There has been a movement within the church for many years now known as Feminist Pneumatology that is attempting to redefine the masculine Gender of the Holy Spirit. However, this effort must be resisted by all genuine Christians as an attack on God’s word in an attempt to redefine God into a god of their own creation rather than the God of the Bible.
A Feminist Attack on the Gender of the Holy Spirit
Opponents who argue against the masculine gender of the Holy Spirit argue that since the Hebrew word for Spirit is feminine and the Greek word for Spirit is neuter that the Spirit does not have a gender. They argue that there are no biblical grounds for calling the Spirit a “he” and that we refer to the Spirit as such because of tradition, citing the masculine word for Spirit in the Latin that was used by the early Latin church. Thus they insist we can use “he”, “she” and/or “it” for the Holy Spirit, and that the pronoun used should vary according to context. This is the type of error that creeps into the church when we start trying to define God by first dividing the Trinity without first understanding the one God and then the Trinity in the manner and order in which God progressively revealed himself to humanity. Sadly, I have even seen some apologetic websites, which are supposed to defend the true faith, agreeing that the Spirit is genderless, though usually while still insisting we need to refer to him in masculine relational terms.
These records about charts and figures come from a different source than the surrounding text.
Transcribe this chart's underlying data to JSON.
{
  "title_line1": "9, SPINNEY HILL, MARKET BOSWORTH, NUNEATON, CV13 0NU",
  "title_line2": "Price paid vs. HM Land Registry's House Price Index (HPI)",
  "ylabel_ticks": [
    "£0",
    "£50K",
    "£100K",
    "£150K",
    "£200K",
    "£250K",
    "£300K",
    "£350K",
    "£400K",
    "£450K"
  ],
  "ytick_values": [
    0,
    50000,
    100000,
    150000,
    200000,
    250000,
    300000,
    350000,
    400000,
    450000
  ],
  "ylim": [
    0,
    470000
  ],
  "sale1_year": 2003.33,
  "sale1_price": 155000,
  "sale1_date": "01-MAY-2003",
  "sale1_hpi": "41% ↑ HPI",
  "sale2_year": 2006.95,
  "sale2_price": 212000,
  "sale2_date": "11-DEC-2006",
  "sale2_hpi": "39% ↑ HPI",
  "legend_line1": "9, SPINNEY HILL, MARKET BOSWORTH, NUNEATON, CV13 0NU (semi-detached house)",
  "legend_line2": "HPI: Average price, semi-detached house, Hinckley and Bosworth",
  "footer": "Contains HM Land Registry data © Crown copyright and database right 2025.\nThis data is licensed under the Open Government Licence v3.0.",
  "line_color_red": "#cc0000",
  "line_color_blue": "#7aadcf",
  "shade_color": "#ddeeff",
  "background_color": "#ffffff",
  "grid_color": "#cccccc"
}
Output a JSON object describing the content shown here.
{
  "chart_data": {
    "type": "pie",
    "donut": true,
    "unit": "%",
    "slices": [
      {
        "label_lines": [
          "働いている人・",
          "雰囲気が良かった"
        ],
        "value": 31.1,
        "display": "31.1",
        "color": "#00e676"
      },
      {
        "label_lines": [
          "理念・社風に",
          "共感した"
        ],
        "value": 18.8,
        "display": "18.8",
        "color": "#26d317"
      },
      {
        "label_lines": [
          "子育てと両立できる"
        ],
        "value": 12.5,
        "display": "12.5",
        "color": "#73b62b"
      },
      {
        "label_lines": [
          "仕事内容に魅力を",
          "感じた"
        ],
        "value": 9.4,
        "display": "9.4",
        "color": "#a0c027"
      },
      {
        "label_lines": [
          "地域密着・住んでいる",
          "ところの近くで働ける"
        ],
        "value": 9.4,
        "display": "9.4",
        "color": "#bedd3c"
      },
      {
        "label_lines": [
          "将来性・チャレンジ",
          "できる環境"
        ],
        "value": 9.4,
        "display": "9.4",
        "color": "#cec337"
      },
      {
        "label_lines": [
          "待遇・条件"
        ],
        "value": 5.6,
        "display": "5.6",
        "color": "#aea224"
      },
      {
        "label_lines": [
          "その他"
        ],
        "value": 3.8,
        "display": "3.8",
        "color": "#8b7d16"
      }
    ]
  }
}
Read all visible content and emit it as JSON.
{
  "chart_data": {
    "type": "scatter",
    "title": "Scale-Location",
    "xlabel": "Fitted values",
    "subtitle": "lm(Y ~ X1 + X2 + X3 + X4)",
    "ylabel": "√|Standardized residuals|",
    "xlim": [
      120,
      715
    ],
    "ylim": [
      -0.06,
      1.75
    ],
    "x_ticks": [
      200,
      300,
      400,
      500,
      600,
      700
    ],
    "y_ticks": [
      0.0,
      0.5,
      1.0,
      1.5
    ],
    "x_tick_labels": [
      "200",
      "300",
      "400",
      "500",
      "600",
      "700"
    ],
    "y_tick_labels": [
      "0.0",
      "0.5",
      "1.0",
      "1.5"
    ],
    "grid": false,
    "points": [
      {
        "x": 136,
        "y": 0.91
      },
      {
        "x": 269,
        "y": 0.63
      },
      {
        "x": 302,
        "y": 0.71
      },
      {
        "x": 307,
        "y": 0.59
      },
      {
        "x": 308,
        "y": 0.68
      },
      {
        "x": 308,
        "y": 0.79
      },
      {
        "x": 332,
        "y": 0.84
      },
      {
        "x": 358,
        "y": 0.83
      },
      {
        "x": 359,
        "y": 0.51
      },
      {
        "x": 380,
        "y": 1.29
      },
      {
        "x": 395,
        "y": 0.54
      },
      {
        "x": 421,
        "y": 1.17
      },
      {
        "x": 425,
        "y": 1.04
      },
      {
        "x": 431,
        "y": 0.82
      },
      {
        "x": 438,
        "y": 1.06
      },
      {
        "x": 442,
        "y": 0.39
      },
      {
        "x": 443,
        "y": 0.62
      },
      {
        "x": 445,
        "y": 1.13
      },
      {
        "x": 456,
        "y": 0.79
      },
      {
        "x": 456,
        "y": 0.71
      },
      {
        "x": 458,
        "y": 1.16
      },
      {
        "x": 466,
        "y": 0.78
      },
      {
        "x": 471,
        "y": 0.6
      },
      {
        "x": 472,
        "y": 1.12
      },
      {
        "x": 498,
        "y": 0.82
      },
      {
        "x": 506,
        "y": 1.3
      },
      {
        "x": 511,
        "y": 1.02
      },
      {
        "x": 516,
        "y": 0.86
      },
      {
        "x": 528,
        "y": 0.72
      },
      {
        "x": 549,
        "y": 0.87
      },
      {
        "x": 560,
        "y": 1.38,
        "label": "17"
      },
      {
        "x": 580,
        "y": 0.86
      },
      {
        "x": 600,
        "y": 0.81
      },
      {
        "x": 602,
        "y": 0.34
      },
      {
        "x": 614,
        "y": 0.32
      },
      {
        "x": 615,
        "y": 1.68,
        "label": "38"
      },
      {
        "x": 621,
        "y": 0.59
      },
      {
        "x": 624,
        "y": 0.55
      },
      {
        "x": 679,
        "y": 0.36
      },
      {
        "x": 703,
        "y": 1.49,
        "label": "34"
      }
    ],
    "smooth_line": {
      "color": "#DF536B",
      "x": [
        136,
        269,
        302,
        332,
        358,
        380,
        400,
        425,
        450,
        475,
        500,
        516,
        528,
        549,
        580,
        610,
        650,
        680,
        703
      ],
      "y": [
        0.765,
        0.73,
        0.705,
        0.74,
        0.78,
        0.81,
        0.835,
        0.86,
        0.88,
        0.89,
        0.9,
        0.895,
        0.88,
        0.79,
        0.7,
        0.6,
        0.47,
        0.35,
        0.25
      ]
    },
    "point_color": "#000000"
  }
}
These erroneous teachings that attack the masculine gender of the Holy Spirit generally stem from a feminist perspective that the personification of God as Father is a symbol of patriarchy. It is argued that this contributes to the idea of male dominance that results in the oppression of women. Opponents of this feminist perspective assert that there are many feminine aspects and characteristics of God. Because of this, they suggest that we should use metaphorical language for God such as mother, lover, or friend as a complementary approach to the father imagery. However, this movement is a very dangerous deviation from Scripture. We should not be using metaphorical terms such as “mother” for God or “she” or “it” that are not biblical just to appease some who don’t like that fact that the Scripture portrays and identifies God through his Spirit as masculine because they think such a view subjects women to oppression. Though many might not recognize this, Feminist Pneumatology is also a subtle attack on biblical inspiration, for they assume that the Bible was produced by a patriarchal society as if the Holy Spirit was subject to such an influence and thus was not really the author. That to me signifies a very lowly view of the Spirit and his power. If he wanted to portray God as genderless, then he certainly had the ability to do so.
The Gender of God is Masculine
It is important to remember that though the Father, Son and Spirit are distinct centers of consciousness, they are also one being. What this means is that if the Bible is insisting that God does have gender, than whatever that gender is must define Father, Son and Holy Spirit. However, it must be clarified that when we speak of gender, we are not speaking of God’s sex, for God does not have sexual organs, and gender and sex are not the same thing, though in humans these will correlate with one another. The biblical reality is that God is a he, including the three persons of the Father, the Son and the Holy Spirit. It is the male gender through which God has chosen to reveal himself and it is the representation of God that he has given in his Word to his creation. He does not ever represent himself as of the female gender despite the occasional use of metaphors that proponents of a genderless God try to twist in support of their doctrine. Within the understanding of our world and the existence of two genders, it is correct to identify God as consisting of a nature that is masculine in gender. Though this is too much to go into in this blog, everything in existence was masculine until the creation of the female sex with the female gender in order to facilitate procreation in God’s physical creation. This includes the creatures around the throne of God as well as every single one of the angels. Thus, though no such distinction of genders existed prior, because everything was masculine (whatever that fully means and entails), and there was no need to even have such a term as masculine because feminine did not even exist, there now is a distinction that must be maintained. It is improper and irreverent to refer to God or his Spirit as “she” or “it.”
The gender of the Holy Spirit is also conveyed as masculine in the biblical text when Luke says, “And behold, thou shalt conceive in thy womb, and bring forth a son, and shalt call his name JESUS. … And the angel answered and said unto her, The Holy Spirit shall come upon thee, and the power of the Most High shall overshadow thee: wherefore also the holy thing which is begotten shall be called the Son of God” (Luke 1:31, 35 ASV). And Matthew writes, “Now the birth of Jesus Christ was on this wise: When his mother Mary had been betrothed to Joseph, before they came together she was found with child of the Holy Spirit” (Matt 1:18 ASV). God is the Father of Jesus, but Jesus was fathered by the person of the Holy Spirit. There is great difficulty here when one tries to make the gender of the Holy Spirit anything other than masculine. The obvious inference to the human mind is deliberate.
Final Thoughts on the Gender of the Holy Spirit
All of the centers of consciousness within the one Triune God are masculine, because God in his being is masculine. The subject could be explored and explained much further, but I want to keep this article short and to the point. Suffice it to say, God is masculine in nature, including the Holy Spirit. We should trust God’s word and the teaching of the Holy Spirit who tells us that such is the case, rather than trying to redefine God and mold him into our own reflections for whatever reason.